The insurers also argue that principles of equitable subrogation should allow them to recover. Equitable subrogation is a remedy resting on principles of unjust enrichment that attempts to accomplish justice between the parties. Blackford v. Dickey, 302 Ark. 261, 789 S.W.2d 445, 447 (1990). It includes “every instance in which one person, not acting voluntarily, has paid a debt for which another was primarily liable and which that other person should have paid.” St. Paul Fire & Marine v. Murray Guard, 343 Ark. 351, 37 S.W.3d 180, 183 (2001). The insurers maintain that they should be able to proceed based on equitable principles to ensure that the defendants will be held accountable for having provided inadequate legal services.
Arkansas Code § 16-22-310 “enunciates the parameters for litigation by clients against attorneys”. Clark v. Ridgeway, 323 Ark. 378, 914 S.W.2d 745, 750 (1996). Permitting the insurers to proceed against the defendants would directly contravene the language of § 16-22-310 and the public policy considerations underlying it. See Swiss Reinsurance America Corp., Inc. v. Roetzel & Andress, 163 Ohio App.3d 336, 837 N.E.2d 1215, 1224 (2005).
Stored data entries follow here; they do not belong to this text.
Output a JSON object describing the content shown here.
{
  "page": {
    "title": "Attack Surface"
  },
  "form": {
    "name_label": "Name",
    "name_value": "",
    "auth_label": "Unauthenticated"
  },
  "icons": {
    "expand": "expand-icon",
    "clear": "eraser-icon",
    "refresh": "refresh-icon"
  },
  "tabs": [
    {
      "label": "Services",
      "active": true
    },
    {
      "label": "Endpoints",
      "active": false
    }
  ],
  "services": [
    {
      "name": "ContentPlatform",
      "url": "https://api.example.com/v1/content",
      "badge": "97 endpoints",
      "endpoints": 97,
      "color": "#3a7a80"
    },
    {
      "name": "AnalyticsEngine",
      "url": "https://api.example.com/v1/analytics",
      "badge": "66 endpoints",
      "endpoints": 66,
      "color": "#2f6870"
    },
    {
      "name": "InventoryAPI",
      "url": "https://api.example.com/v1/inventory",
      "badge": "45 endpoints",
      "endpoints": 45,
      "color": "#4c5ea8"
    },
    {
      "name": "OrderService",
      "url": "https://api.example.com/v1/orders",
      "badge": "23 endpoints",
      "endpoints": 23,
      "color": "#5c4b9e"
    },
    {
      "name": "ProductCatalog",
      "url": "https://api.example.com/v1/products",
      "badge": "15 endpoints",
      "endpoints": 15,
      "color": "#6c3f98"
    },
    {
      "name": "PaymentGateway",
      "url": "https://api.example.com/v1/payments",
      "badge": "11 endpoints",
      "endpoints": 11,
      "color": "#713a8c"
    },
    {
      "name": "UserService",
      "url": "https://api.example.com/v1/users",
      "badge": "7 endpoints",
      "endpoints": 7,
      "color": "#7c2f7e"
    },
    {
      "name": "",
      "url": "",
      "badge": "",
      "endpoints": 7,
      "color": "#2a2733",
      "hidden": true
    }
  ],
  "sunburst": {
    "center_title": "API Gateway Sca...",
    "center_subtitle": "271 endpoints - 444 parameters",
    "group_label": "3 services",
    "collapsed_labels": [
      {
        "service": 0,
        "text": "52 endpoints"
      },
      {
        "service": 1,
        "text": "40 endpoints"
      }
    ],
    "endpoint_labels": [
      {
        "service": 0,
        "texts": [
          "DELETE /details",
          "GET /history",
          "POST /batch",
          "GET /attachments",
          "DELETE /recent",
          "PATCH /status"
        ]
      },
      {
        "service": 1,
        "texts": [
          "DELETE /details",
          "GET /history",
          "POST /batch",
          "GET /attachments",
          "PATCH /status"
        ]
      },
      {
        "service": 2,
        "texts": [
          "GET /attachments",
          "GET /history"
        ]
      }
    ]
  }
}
Given that the public policy of Arkansas is to shield attorneys from malpractice suits brought by parties lacking privity with them, that the insurance companies lacked privity with the defendants, and the appellants do not qualify for one of the two exceptions to the privity requirement, we conclude that the district court did not err by awarding summary judgment to the defendants.
Accordingly, we affirm the judgment of the district court.
. We will refer to both entities as "Ohio Casualty” or "the insurers”.
. The Honorable G. Thomas Eisele, United States District Judge for the Eastern District of Arkansas.
. The entire text of this section of the Arkansas Code reads as follows:
16-22-310. Liability for civil damages.
(a) No person licensed to practice law in Arkansas and no partnership or corporation of Arkansas licensed attorneys or any of its employees, partners, members, officers, or shareholders shall be liable to persons not in privity of contract with the person, partnership, or corporation for civil damages resulting from acts, omissions, decisions, or other conduct in connection with professional services performed by the person, partnership, or corporation, except for:
(1) Acts, omissions, decisions, or conduct that constitutes fraud or intentional misrepresentations; or
(2)(A) Other acts, omissions, decisions, or conduct if the person, partnership, or corporation was aware that a primary intent of the client was for the professional services to benefit or influence the particular person bringing the action.
(B) For the purposes of subdivision (a)(2)(A) of this section, if the person, partnership, or corporation identifies in writing to the client those persons who are intended to rely on the services, and sends a copy of the writing or similar statement to those persons identified in the writing or statement, then the person, partnership, or corporation or any of its employees, partners, members, officers, or shareholders may be held liable only to the persons intended to so rely, in addition to those persons in privity of contract with the person, partnership, or corporation.